As it happens, PGE's threat to operate Boardman until 2040 if the DEQ doesn't accept its 2020 plan may be a bluff. To do this, PGE needs approval from Oregon’s Public Utilities Commission. And the commission would certainly understand operating Boardman until 2040 would mean gambling that at no point in the next thirty years will federal carbon regulations make operating a coal plant uneconomical. There could also be a state law or ballot initiative mandating the Boardman Plant’s closure.
But again, how have we ever arrived at this point? PGE is a hybrid entity - part private corporation, part public utility. Because of this setup, acting like a greedy corporation only looking out for shareholder profits is not acceptable behavior.
I began this post with a quote from PGE: "Our customers’ values power the way we operate." If that's the case, Portland General has only heard from customers seeking the cheapest possible power regardless of environmental consequences. That doesn't sound like Oregon values to me. It sounds like PGE may stand for "Prohibitively Gouging the Environment."
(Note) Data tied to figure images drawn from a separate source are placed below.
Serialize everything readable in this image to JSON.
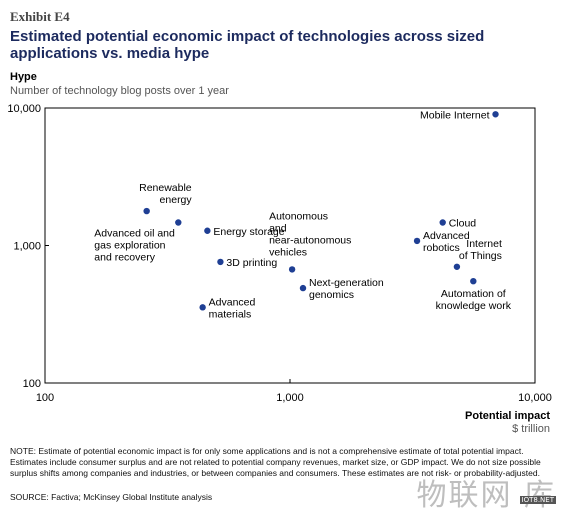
{
  "header": {
    "exhibit": "Exhibit E4",
    "title": "Estimated potential economic impact of technologies across sized applications vs. media hype"
  },
  "footer": {
    "note": "NOTE: Estimate of potential economic impact is for only some applications and is not a comprehensive estimate of total potential impact. Estimates include consumer surplus and are not related to potential company revenues, market size, or GDP impact. We do not size possible surplus shifts among companies and industries, or between companies and consumers. These estimates are not risk- or probability-adjusted.",
    "source": "SOURCE: Factiva; McKinsey Global Institute analysis"
  },
  "watermark": {
    "text": "物联网 库",
    "site": "IOT8.NET"
  },
  "chart_data": {
    "type": "scatter",
    "title": "",
    "ylabel": "Hype",
    "ylabel_sub": "Number of technology blog posts over 1 year",
    "xlabel": "Potential impact",
    "xlabel_sub": "$ trillion",
    "x_scale": "log",
    "y_scale": "log",
    "xlim": [
      100,
      10000
    ],
    "ylim": [
      100,
      10000
    ],
    "x_ticks": [
      {
        "value": 100,
        "label": "100"
      },
      {
        "value": 1000,
        "label": "1,000"
      },
      {
        "value": 10000,
        "label": "10,000"
      }
    ],
    "y_ticks": [
      {
        "value": 100,
        "label": "100"
      },
      {
        "value": 1000,
        "label": "1,000"
      },
      {
        "value": 10000,
        "label": "10,000"
      }
    ],
    "grid": false,
    "point_color": "#1f3f94",
    "points": [
      {
        "label": "Mobile Internet",
        "x": 6900,
        "y": 9000,
        "label_pos": "left"
      },
      {
        "label": "Renewable energy",
        "x": 260,
        "y": 1780,
        "label_pos": "above-right"
      },
      {
        "label": "Advanced oil and gas exploration and recovery",
        "x": 350,
        "y": 1470,
        "label_pos": "below-left"
      },
      {
        "label": "Energy storage",
        "x": 460,
        "y": 1280,
        "label_pos": "right"
      },
      {
        "label": "3D printing",
        "x": 520,
        "y": 760,
        "label_pos": "right"
      },
      {
        "label": "Advanced materials",
        "x": 440,
        "y": 355,
        "label_pos": "right"
      },
      {
        "label": "Autonomous and near-autonomous vehicles",
        "x": 1020,
        "y": 670,
        "label_pos": "above"
      },
      {
        "label": "Next-generation genomics",
        "x": 1130,
        "y": 490,
        "label_pos": "right"
      },
      {
        "label": "Cloud",
        "x": 4200,
        "y": 1470,
        "label_pos": "right"
      },
      {
        "label": "Advanced robotics",
        "x": 3300,
        "y": 1080,
        "label_pos": "right"
      },
      {
        "label": "Internet of Things",
        "x": 4800,
        "y": 700,
        "label_pos": "above-right"
      },
      {
        "label": "Automation of knowledge work",
        "x": 5600,
        "y": 550,
        "label_pos": "below"
      }
    ]
  }
}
UPDATE, 9/2/10: The Associated Press is reporting that Greenpeace International has formally asked Facebook to abandon plans to buy electricity for its new data center near Prineville. The supplying party this time is PacifiCorp, which derives (depending on who issues the figures) 58 to 83 percent of its electricity from coal. How cheap does this power seem now, when it can act as a detriment to investing in Oregon?